We've all seen the result of self-tanning gone wrong, leaving some poor soul looking more Oompa Loompa-orange than blended-in bronzed. So how do you make sure you don't look like you've just spilled a can of Fanta all over yourself, or worse still, have the dreaded stripes and streaks?
CHOICE has looked at all the important factors to ensure your fake tan is a success and not a disaster. The bottom line, however, is that fake tanning products are highly personal, so you may need to try a few before you find one that suits.
What to look for
Form: Fake tanning products come in a variety of forms, including lotion, spray, mousse and gels. Mousses are the most popular option – they dry quickly and deliver a deep tan, though it may not last as long as a lotion. Lotions are the next most popular – they're simple to apply and often recommended for beginners. Spray products allow you to apply it to hard-to-reach places, such as your back.
Tinting: A tinted product allows you to see where you've applied it straightaway. Some other products are clear (your skin becomes tanned as a result of the chemical reaction with the product over time) and it can be difficult to judge the evenness of the tan as you're applying it.
Scent: Some fake tans can have very strong scents, which can linger on the skin and in some cases even transfer onto clothes. That being said, whether the smell is pleasant or not is clearly a very personal preference. So when you're out shopping for a fake tanning product, make sure you check whether you can live with the smell before buying it.
Staining: Fake tans can stain towels, clothes, bed linen and carpets. Check for information on transference on packaging, but bear in mind not all products that stain will have warnings on them.
Duration: Don't expect your tan to last more than a few days without reapplying. If you're after something that will last a while, check the packaging to find out the expected duration – some last better than others.

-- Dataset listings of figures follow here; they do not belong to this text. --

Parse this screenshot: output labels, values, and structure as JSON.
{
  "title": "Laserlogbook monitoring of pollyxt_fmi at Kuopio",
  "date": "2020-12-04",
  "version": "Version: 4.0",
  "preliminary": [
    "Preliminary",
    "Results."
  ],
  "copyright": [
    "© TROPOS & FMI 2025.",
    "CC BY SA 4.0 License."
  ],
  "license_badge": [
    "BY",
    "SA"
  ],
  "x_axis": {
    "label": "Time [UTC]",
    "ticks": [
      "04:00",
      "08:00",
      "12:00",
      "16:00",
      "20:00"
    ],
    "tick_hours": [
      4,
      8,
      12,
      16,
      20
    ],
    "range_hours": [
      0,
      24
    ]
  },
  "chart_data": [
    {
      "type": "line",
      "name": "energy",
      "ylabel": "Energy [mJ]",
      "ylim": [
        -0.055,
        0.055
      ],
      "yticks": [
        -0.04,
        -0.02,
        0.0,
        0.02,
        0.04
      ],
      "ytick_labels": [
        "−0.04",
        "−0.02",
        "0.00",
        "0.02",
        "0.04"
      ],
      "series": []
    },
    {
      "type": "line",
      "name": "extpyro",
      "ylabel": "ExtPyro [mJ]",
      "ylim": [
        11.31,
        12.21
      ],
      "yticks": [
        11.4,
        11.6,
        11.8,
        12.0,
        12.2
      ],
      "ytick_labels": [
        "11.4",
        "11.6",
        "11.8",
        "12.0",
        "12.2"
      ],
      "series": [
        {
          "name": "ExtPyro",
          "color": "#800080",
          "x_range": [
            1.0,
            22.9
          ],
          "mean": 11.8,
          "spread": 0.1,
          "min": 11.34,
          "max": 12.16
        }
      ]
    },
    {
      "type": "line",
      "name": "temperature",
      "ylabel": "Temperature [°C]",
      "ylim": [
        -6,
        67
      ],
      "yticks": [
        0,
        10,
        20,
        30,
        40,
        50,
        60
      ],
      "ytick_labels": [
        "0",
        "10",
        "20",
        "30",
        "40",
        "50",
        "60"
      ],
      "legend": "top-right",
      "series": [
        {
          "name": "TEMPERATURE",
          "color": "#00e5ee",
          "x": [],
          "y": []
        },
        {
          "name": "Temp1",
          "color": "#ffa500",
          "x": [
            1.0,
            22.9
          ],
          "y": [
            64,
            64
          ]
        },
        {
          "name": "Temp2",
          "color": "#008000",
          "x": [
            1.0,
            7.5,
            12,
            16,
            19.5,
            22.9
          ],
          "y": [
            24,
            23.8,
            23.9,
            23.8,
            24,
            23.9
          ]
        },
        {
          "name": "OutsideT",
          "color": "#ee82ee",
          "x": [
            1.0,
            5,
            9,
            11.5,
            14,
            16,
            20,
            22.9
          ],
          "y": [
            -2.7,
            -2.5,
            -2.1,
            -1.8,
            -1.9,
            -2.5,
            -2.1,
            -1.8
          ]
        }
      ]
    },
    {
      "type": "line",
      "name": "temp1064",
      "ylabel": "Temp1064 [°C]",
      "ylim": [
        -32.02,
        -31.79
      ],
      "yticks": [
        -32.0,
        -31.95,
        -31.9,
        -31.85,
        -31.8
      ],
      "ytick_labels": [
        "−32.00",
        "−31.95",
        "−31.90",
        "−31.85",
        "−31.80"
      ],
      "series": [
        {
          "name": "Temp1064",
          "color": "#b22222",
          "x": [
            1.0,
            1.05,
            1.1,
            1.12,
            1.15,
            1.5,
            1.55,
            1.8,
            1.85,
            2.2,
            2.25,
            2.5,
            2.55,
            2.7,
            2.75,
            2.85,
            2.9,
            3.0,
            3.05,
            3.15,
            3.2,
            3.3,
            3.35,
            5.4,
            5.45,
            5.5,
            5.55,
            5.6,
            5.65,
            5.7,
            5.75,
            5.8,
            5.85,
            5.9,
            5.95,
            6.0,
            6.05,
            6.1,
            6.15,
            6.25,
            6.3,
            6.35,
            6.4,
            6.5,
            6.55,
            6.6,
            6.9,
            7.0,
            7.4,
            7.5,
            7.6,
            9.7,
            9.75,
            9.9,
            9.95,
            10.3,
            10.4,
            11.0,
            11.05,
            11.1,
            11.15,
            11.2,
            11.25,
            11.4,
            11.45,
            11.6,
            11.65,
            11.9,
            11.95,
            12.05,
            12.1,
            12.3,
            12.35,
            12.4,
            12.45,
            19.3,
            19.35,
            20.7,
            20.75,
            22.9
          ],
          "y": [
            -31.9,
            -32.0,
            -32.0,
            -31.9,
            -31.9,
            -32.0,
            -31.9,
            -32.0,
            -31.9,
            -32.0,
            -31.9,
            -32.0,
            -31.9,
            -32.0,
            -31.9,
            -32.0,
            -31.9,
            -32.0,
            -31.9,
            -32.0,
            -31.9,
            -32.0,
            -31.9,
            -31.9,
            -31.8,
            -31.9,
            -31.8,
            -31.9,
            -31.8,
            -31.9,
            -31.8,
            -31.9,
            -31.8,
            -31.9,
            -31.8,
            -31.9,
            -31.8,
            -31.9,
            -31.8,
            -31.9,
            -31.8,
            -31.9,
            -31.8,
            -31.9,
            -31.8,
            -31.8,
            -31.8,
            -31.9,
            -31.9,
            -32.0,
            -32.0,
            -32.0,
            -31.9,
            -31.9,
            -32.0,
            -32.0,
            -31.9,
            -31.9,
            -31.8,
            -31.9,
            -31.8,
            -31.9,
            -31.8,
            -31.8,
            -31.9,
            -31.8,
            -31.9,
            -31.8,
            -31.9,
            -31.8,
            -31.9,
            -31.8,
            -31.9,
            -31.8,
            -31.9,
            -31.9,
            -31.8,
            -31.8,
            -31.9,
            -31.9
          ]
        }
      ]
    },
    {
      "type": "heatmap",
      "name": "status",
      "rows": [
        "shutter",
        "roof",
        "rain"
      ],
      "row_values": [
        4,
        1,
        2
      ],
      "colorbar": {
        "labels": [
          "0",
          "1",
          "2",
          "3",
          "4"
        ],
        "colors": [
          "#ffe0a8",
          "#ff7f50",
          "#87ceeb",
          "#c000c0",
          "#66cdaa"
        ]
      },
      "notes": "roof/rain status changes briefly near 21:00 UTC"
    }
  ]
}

Gradual tan: Some products, when applied daily, gradually build up a natural-looking tan, rather than turning you bronzed overnight.
Drying times: Drying times vary between products. Some dry in less than a minute, while others take 20 minutes or longer. Look for a product that absorbs quickly and doesn't leave you feeling too greasy afterwards.
Sun protection still needed
Self-tanning products don't protect you from exposure to the sun, except for a short burst when first applied if they contain a broad spectrum sunscreen. Even fake tans that do have sunscreen only provide short-term protection for two to four hours after application, not for the length of time the tan remains on the skin.
Top fake tanning tips
- Exfoliate with a body scrub or loofah before applying self tan. Pay particular attention to dry areas such as elbows, knees and ankles.
- If it's the first time you've used a product, test it on a small (and inconspicuous) patch of skin first to see if you like the colour.
- Use fake tan sparingly around your elbows, knees, ankles and hairline.
- Wear a tanning mitt, or disposable latex gloves to avoid staining your hands. If you're applying tanner to your arms, a good trick to avoid the colour stopping at your wrists is to rub the backs of your hands together with a little tanner so your palms aren't stained.
- Try to avoid contact with water for about three hours after applying the tan. This includes activities that'll make you sweat, as it could streak the tan.
- If you've had a tanning disaster, there are some self-tan remover products available.
For more on fake fan, see our review of ten different fake tan products.
Leave it to a pro?
A spray-on tan is a popular alternative to DIY tanning products. This involves an operator spraying the tanning product onto your skin with an airbrush. You can get it done at a salon, but there are also a number of mobile tanning companies that will come to your home. While it will cost more than a bottle of fake tan from the supermarket, the tan should last longer – around seven to 10 days.